A second consideration is to choose songs that don’t have big empty spaces between vocal lines. Unless you’re natural doo-wop singers who fill the gaps with things like “dut doo-doo doo wah”, those big spaces will remain. You want songs that are word-rich, and also vowel-rich because it’s on the long vowels of a song such as ‘Bring It On Home To Me’ (“You know I’ll alwaaaaays be your slaaaaave”), that your harmonies can express themselves.

Acapella singing is not only about harmonisation of pitches: it has two other important dimensions. The first is rhythm: it’s very thrilling when you all get the rhythm of something tight and sing it well together, so choose songs that are rhythmically interesting (for instance ‘Cottonfields’, ‘Jailer Bring Me Water’, ‘Sixteen Tons’). The second is tone: to be able to hit exactly the same vowel sound at a number of different pitches seems unsurprising in concept but is beautiful when it happens.

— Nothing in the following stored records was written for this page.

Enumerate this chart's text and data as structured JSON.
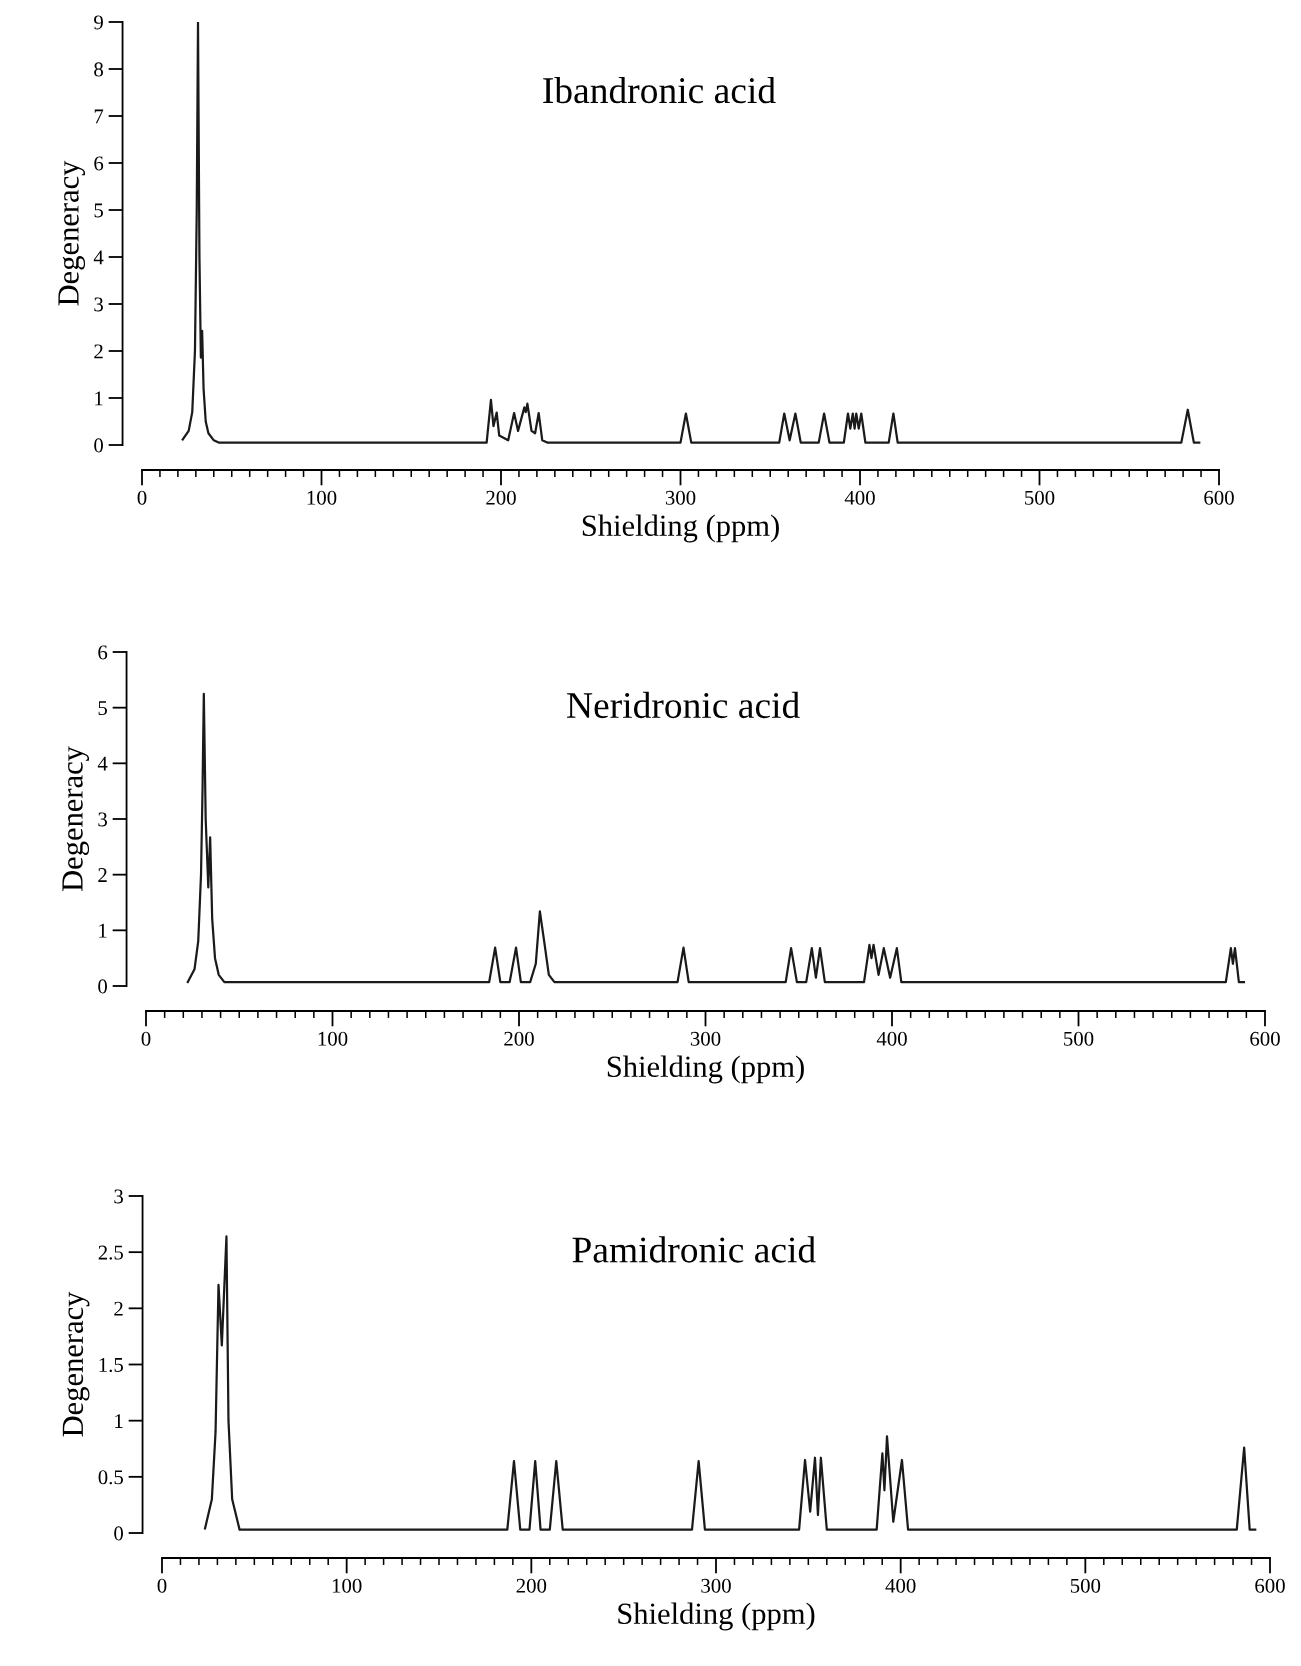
{
  "chart_data": [
    {
      "type": "line",
      "title": "Ibandronic acid",
      "xlabel": "Shielding (ppm)",
      "ylabel": "Degeneracy",
      "xlim": [
        0,
        600
      ],
      "ylim": [
        0,
        9
      ],
      "xticks": [
        0,
        100,
        200,
        300,
        400,
        500,
        600
      ],
      "yticks": [
        0,
        1,
        2,
        3,
        4,
        5,
        6,
        7,
        8,
        9
      ],
      "marker": "none",
      "line_style": "solid",
      "series": [
        {
          "color": "#1a1a1a",
          "x": [
            22.7,
            26,
            28,
            29.5,
            30.5,
            31.2,
            32,
            32.8,
            33.5,
            34.3,
            35.5,
            37,
            40,
            43,
            192,
            194.4,
            195.8,
            197.6,
            199,
            204,
            207.3,
            209.5,
            213,
            213.8,
            214.7,
            217,
            219,
            221,
            223,
            226,
            300,
            303,
            306,
            355,
            357.8,
            360.8,
            364,
            367,
            377,
            380,
            383,
            391,
            393.3,
            394.6,
            396,
            397,
            397.9,
            399.3,
            400.7,
            403,
            416,
            418.6,
            421,
            579,
            582.6,
            586,
            589
          ],
          "values": [
            0.12,
            0.3,
            0.7,
            2.0,
            5.0,
            9.0,
            4.0,
            1.86,
            2.43,
            1.2,
            0.5,
            0.25,
            0.1,
            0.05,
            0.05,
            0.96,
            0.4,
            0.69,
            0.2,
            0.1,
            0.68,
            0.3,
            0.8,
            0.7,
            0.88,
            0.3,
            0.25,
            0.68,
            0.1,
            0.05,
            0.05,
            0.67,
            0.05,
            0.05,
            0.67,
            0.1,
            0.67,
            0.05,
            0.05,
            0.67,
            0.05,
            0.05,
            0.67,
            0.35,
            0.67,
            0.35,
            0.67,
            0.35,
            0.67,
            0.05,
            0.05,
            0.67,
            0.05,
            0.05,
            0.75,
            0.05,
            0.05
          ]
        }
      ]
    },
    {
      "type": "line",
      "title": "Neridronic acid",
      "xlabel": "Shielding (ppm)",
      "ylabel": "Degeneracy",
      "xlim": [
        0,
        600
      ],
      "ylim": [
        0,
        6
      ],
      "xticks": [
        0,
        100,
        200,
        300,
        400,
        500,
        600
      ],
      "yticks": [
        0,
        1,
        2,
        3,
        4,
        5,
        6
      ],
      "marker": "none",
      "line_style": "solid",
      "series": [
        {
          "color": "#1a1a1a",
          "x": [
            22.4,
            26,
            28,
            29.5,
            30.3,
            31,
            32,
            33.4,
            34.4,
            35.5,
            37,
            39,
            42,
            184,
            187.2,
            190,
            195,
            198.4,
            201,
            206,
            209,
            211.2,
            213.5,
            216,
            219,
            285,
            288.2,
            291,
            343,
            345.9,
            349,
            354,
            357,
            359.2,
            361.4,
            364,
            385,
            387.9,
            389,
            390.1,
            392.8,
            395.6,
            399,
            402.6,
            405,
            579,
            581.7,
            582.8,
            583.9,
            586,
            588.7
          ],
          "values": [
            0.07,
            0.3,
            0.8,
            2.0,
            3.5,
            5.25,
            3.0,
            1.77,
            2.67,
            1.2,
            0.5,
            0.2,
            0.07,
            0.07,
            0.69,
            0.07,
            0.07,
            0.69,
            0.07,
            0.07,
            0.4,
            1.34,
            0.8,
            0.2,
            0.07,
            0.07,
            0.69,
            0.07,
            0.07,
            0.68,
            0.07,
            0.07,
            0.68,
            0.15,
            0.68,
            0.07,
            0.07,
            0.74,
            0.5,
            0.74,
            0.2,
            0.68,
            0.15,
            0.68,
            0.07,
            0.07,
            0.68,
            0.4,
            0.68,
            0.07,
            0.07
          ]
        }
      ]
    },
    {
      "type": "line",
      "title": "Pamidronic acid",
      "xlabel": "Shielding (ppm)",
      "ylabel": "Degeneracy",
      "xlim": [
        0,
        600
      ],
      "ylim": [
        0,
        3
      ],
      "xticks": [
        0,
        100,
        200,
        300,
        400,
        500,
        600
      ],
      "yticks": [
        0,
        0.5,
        1,
        1.5,
        2,
        2.5,
        3
      ],
      "marker": "none",
      "line_style": "solid",
      "series": [
        {
          "color": "#1a1a1a",
          "x": [
            23.3,
            27,
            29,
            30.6,
            32.4,
            34.9,
            36,
            38,
            42,
            187,
            190.6,
            194,
            199,
            202.1,
            205,
            210,
            213.5,
            217,
            287,
            290.6,
            294,
            345,
            348.2,
            351,
            353.6,
            355.2,
            356.8,
            360,
            387,
            390.1,
            391.2,
            392.6,
            396,
            400.7,
            404,
            582,
            586,
            589,
            592
          ],
          "values": [
            0.04,
            0.3,
            0.9,
            2.21,
            1.67,
            2.64,
            1.0,
            0.3,
            0.03,
            0.03,
            0.64,
            0.03,
            0.03,
            0.64,
            0.03,
            0.03,
            0.64,
            0.03,
            0.03,
            0.64,
            0.03,
            0.03,
            0.65,
            0.19,
            0.67,
            0.16,
            0.67,
            0.03,
            0.03,
            0.71,
            0.38,
            0.86,
            0.1,
            0.65,
            0.03,
            0.03,
            0.76,
            0.03,
            0.03
          ]
        }
      ]
    }
  ]
}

Last thing: notice what key you like singing the song in. It helps when you come back to it. Just to know the starting note of the melody is sufficient.

IF I WERE asked to redesign the British educational system, I would start by insisting that group singing become a central part of the daily routine. I think it builds character and, more than anything else, it encourages a taste for co-operation with others. This seems to me about the most important thing a school could give you.

We have a simple rule in the group: we never perform for anyone else, and we never record ourselves. This apparently strange exclusion gives us the freedom to get it all wrong. The same should be true if this becomes, as I fantasise, a central part of the school curriculum: you will do this every day, and you will never be examined on it.

Brian Eno is an electronic musician, a music theorist and a record producer.